Mireilla le dirigió una mirada de soslayo, su voz más suave de lo habitual. —No te lo tomes a pecho.
—No lo hice —murmuró Toven, clavando un trozo de ave asada y metiéndoselo en la boca. Masticó, tragó y luego añadió con un gruñido:
— Pero es molesto.
Mireilla esbozó una leve sonrisa en su taza. —No puedo refutar eso.
Caeden dejó su copa con silenciosa precisión. —Lucavion nos advirtió que sería así. Y tiene sentido. Kaleran dijo algo similar cuando nos supervisaba.
Las cejas de Toven se fruncieron, pero no discutió. Lo recordaba bien—el tono mesurado del Vice-director Kaleran, su advertencia tan afilada como cualquier espada.

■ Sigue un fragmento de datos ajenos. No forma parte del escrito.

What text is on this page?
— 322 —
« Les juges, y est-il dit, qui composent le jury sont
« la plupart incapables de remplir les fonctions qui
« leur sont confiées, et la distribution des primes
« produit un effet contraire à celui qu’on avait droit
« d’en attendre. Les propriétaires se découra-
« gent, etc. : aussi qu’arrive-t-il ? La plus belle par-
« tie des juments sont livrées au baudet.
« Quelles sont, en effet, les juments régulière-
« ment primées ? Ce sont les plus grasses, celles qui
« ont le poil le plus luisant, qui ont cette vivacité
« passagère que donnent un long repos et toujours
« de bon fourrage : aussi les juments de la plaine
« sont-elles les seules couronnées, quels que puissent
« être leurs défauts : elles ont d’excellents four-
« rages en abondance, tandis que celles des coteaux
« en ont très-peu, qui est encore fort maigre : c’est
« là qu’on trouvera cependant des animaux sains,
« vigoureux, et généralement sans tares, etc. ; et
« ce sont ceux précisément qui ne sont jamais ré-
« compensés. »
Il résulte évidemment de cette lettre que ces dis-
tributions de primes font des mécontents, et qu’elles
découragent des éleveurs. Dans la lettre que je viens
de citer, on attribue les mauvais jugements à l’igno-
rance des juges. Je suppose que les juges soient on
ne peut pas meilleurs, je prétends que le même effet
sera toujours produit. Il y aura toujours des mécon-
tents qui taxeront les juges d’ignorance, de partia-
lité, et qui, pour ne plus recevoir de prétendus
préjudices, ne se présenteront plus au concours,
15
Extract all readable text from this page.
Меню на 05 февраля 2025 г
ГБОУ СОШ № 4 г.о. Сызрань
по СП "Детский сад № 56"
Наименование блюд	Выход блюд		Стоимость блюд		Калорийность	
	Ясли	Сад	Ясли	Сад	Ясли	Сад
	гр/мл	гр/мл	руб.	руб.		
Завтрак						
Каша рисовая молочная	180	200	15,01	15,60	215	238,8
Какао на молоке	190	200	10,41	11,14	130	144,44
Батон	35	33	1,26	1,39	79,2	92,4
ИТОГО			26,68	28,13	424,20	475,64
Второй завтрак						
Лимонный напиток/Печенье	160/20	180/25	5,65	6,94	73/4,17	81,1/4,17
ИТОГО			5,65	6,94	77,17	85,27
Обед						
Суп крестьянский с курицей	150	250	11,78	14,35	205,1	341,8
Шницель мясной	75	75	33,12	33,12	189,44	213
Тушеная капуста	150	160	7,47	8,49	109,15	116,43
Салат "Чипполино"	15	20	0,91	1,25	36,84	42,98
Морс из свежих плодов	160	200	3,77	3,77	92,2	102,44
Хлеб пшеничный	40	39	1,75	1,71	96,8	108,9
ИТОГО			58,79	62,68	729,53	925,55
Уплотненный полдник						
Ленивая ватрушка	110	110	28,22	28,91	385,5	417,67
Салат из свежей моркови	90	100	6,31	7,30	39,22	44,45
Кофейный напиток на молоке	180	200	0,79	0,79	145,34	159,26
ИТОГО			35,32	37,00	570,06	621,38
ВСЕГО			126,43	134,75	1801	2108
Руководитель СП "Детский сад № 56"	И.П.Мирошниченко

El hielo, el muro entre nobles y plebeyos—podía parecer sólido, pero era frágil. Un choque de maná, una palabra demasiado cortante, y se fracturaría. Y cuando lo hiciera, las grietas podrían ser profundas.
El silencio se extendió por un momento mientras todos volvían a sus comidas. La tensión disminuyó ligeramente, el ritmo de cuchillos y tenedores llenando el vacío.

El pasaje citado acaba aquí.